Le Pen does not have that at the moment, but there are glimpses of the potential. Far right group Generation Z, who are mostly young ­supporters of Zemmour, have ­carried out attacks on the left, LGBT+ people and anti-racists. Far right supporters ejected a left wing student occupation last week.

The state machine is also infested with fascist ­supporters. A group of retired generals published a declaration last year which threatened an intervention by the army in the face of what they called “the ­disintegration which strikes the fatherland”.

Five more years of Macron increasing the pension age, attacking benefits, ­targeting Muslims and confronting ­working class organisations will give the fascists further opportunities. The warnings are clear.

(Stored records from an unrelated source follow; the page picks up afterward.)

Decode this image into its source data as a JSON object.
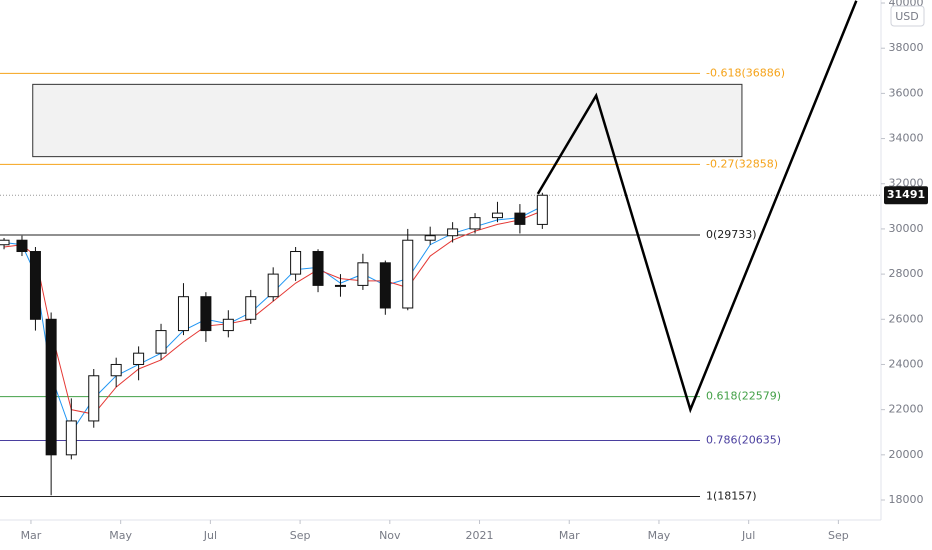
{
  "chart_data": {
    "type": "candlestick",
    "x": [
      -0.6,
      -0.2,
      0.1,
      0.45,
      0.9,
      1.4,
      1.9,
      2.4,
      2.9,
      3.4,
      3.9,
      4.4,
      4.9,
      5.4,
      5.9,
      6.4,
      6.9,
      7.4,
      7.9,
      8.4,
      8.9,
      9.4,
      9.9,
      10.4,
      10.9,
      11.4
    ],
    "open": [
      29300,
      29500,
      29000,
      26000,
      20000,
      21500,
      23500,
      24000,
      24500,
      25500,
      27000,
      25500,
      26000,
      27000,
      28000,
      29000,
      27500,
      27500,
      28500,
      26500,
      29500,
      29700,
      30000,
      30500,
      30700,
      30200
    ],
    "high": [
      29600,
      29700,
      29200,
      26300,
      22500,
      23800,
      24300,
      24800,
      25800,
      27600,
      27200,
      26400,
      27300,
      28300,
      29200,
      29100,
      28000,
      28900,
      28600,
      30000,
      30100,
      30300,
      30700,
      31200,
      31100,
      31600
    ],
    "low": [
      29100,
      28800,
      25500,
      18213,
      19800,
      21200,
      23000,
      23300,
      24200,
      25300,
      25000,
      25200,
      25800,
      26800,
      27700,
      27200,
      27000,
      27300,
      26200,
      26400,
      29300,
      29400,
      29800,
      30300,
      29800,
      30000
    ],
    "close": [
      29500,
      29000,
      26000,
      20000,
      21500,
      23500,
      24000,
      24500,
      25500,
      27000,
      25500,
      26000,
      27000,
      28000,
      29000,
      27500,
      27500,
      28500,
      26500,
      29500,
      29700,
      30000,
      30500,
      30700,
      30200,
      31491
    ],
    "series": [
      {
        "color": "#2196f3",
        "values": [
          29400,
          29300,
          28000,
          23500,
          21000,
          22500,
          23500,
          24000,
          24500,
          25500,
          26000,
          25800,
          26300,
          27200,
          28200,
          28300,
          27600,
          28000,
          27500,
          27800,
          29300,
          29800,
          30100,
          30400,
          30500,
          31000
        ]
      },
      {
        "color": "#e53935",
        "values": [
          29200,
          29300,
          28800,
          25500,
          22000,
          21800,
          23000,
          23800,
          24200,
          25000,
          25700,
          25800,
          26000,
          26800,
          27600,
          28200,
          27800,
          27700,
          27700,
          27400,
          28800,
          29500,
          29900,
          30200,
          30400,
          30800
        ]
      }
    ],
    "xlim": [
      -0.69,
      18.95
    ],
    "xticks": [
      {
        "value": 0,
        "label": "Mar"
      },
      {
        "value": 2,
        "label": "May"
      },
      {
        "value": 4,
        "label": "Jul"
      },
      {
        "value": 6,
        "label": "Sep"
      },
      {
        "value": 8,
        "label": "Nov"
      },
      {
        "value": 10,
        "label": "2021"
      },
      {
        "value": 12,
        "label": "Mar"
      },
      {
        "value": 14,
        "label": "May"
      },
      {
        "value": 16,
        "label": "Jul"
      },
      {
        "value": 18,
        "label": "Sep"
      }
    ],
    "ylim": [
      17115,
      40134
    ],
    "yticks": [
      18000,
      20000,
      22000,
      24000,
      26000,
      28000,
      30000,
      32000,
      34000,
      36000,
      38000,
      40000
    ],
    "currency": "USD",
    "last_price": 31491,
    "levels": [
      {
        "value": 36886,
        "label": "-0.618(36886)",
        "color": "#f5a31a"
      },
      {
        "value": 32858,
        "label": "-0.27(32858)",
        "color": "#f5a31a"
      },
      {
        "value": 29733,
        "label": "0(29733)",
        "color": "#222222"
      },
      {
        "value": 22579,
        "label": "0.618(22579)",
        "color": "#43a047"
      },
      {
        "value": 20635,
        "label": "0.786(20635)",
        "color": "#4a3f9f"
      },
      {
        "value": 18157,
        "label": "1(18157)",
        "color": "#222222"
      }
    ],
    "zone": {
      "x": [
        0.04,
        15.85
      ],
      "y": [
        33200,
        36400
      ]
    },
    "projection": {
      "x": [
        11.3,
        12.6,
        14.7,
        18.4
      ],
      "y": [
        31550,
        35900,
        22000,
        40100
      ]
    }
  }
}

Opportunities to challenge Le Pen were lost

The failures of the left are the other side of the fascists’ rise. One obvious mistake was not to clearly identify Jean-Marie and then Marine Le Pen as Nazis, rather than simply “just another right wing party”. It would then follow that all working class organisations should unite in action to propagandise and organise against the fascists, break up their meetings and confront them in the streets.

When, in the 1980s and 1990s, anti-racists did mobilise in large numbers, it was seen as merely an auxiliary to the Socialist Party’s campaign. But the equivalent of the Labour Party betrayed its supporters when it ruled in recent decades and has now virtually disappeared. It took just 1.74 percent of the vote two weeks ago.

Its rule for the rich propelled millions of working class people into accepting the fascists’ lies. Now there is a huge responsibility on left wing challenger Jean‑Luc Melenchon who won 22 percent in the first round of the presidential vote, just 420,000 behind Le Pen.

He pulled big numbers of working class people in the big cities behind him, with queues to vote for him in some areas. And 69 percent of Muslims who voted backed him. This force could have been mobilised in mass demonstrations.

Melenchon could have said, whoever wins on Sunday, take to the streets, don’t go to work on Monday, make it a day to signal that you won’t bow down to the fascist or the banker. Instead Melenchon remains utterly fixated on elections. He has called on voters to make him prime minister in the legislative elections in June and is seeking an electoral pacts with the Communists, the Greens and the NPA far left party.

Such manoeuvres won’t be a barrier to the far right. The crucial battleground in the next five years will be in the workplaces and the streets. It will mean building on the Yellow Vest movement, the 2019 strikes against pension attacks, the women’s, environmental and anti-racism movements. Such struggles have to be a basis for the political challenge to all the traditional forces.